The forward setup for TXN carries added weight given the size and in-the-money status of this put. A September 2026 expiration gives the position nearly five and a half months to play out, encompassing at least one additional earnings cycle for the company. Texas Instruments operates in the analog and embedded processing semiconductor space, a segment that has faced cyclical inventory headwinds and mixed demand signals across industrial and automotive end markets. If macro conditions or sector-specific pressures continue to weigh on semiconductor names, this options position could be signaling that institutional participants expect TXN to remain under the $200 level for an extended stretch. Traders should watch for any guidance updates or sector-wide catalysts that could shift the near-to-medium term trajectory.

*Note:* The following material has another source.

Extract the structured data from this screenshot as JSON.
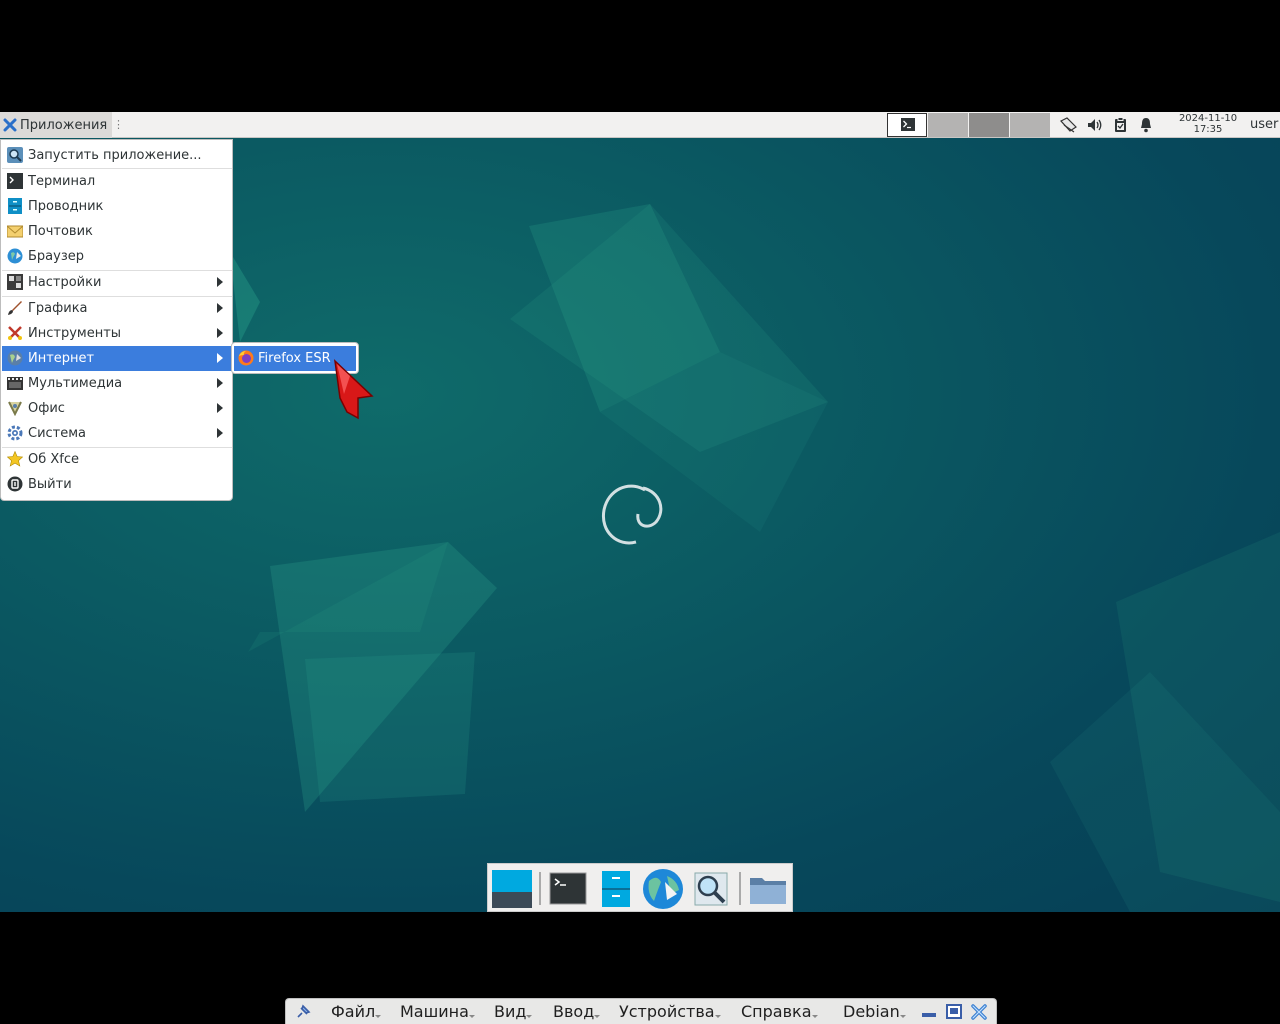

TXN Unusual Options Activity
- Type: Put | Strike: $200 | Expiry: September 18, 2026 | Volume: 1,350 contracts | Open Interest Participation: 41%
This is the only unusual contract flagged in today's session, and it carries a total premium of $3,037,500. The contract is currently in the money, with TXN trading at $193.84, below the $200 strike price.
TXN Seasonality
Early April has historically been a mixed period for semiconductor stocks, often influenced by first-quarter earnings season results and forward guidance that sets the tone heading into the summer months. With the September 2026 expiration, this options position spans a historically active stretch for TXN that includes its second-quarter earnings report and any mid-year demand commentary from management.
TXN Relative Performance
TXN is down 1.25% on the session, trading at $193.84 and sitting roughly 16% below its 52-week high of $231.32. The stock is approximately 38% above its 52-week low of $139.95, suggesting it has maintained a notable recovery from its worst levels over the past year but has given back meaningful ground from its peak. The in-the-money put activity today implies that at least one large market participant believes the current price level does not represent a floor, and the stock may face continued pressure relative to where it traded at its highest point over the past twelve months.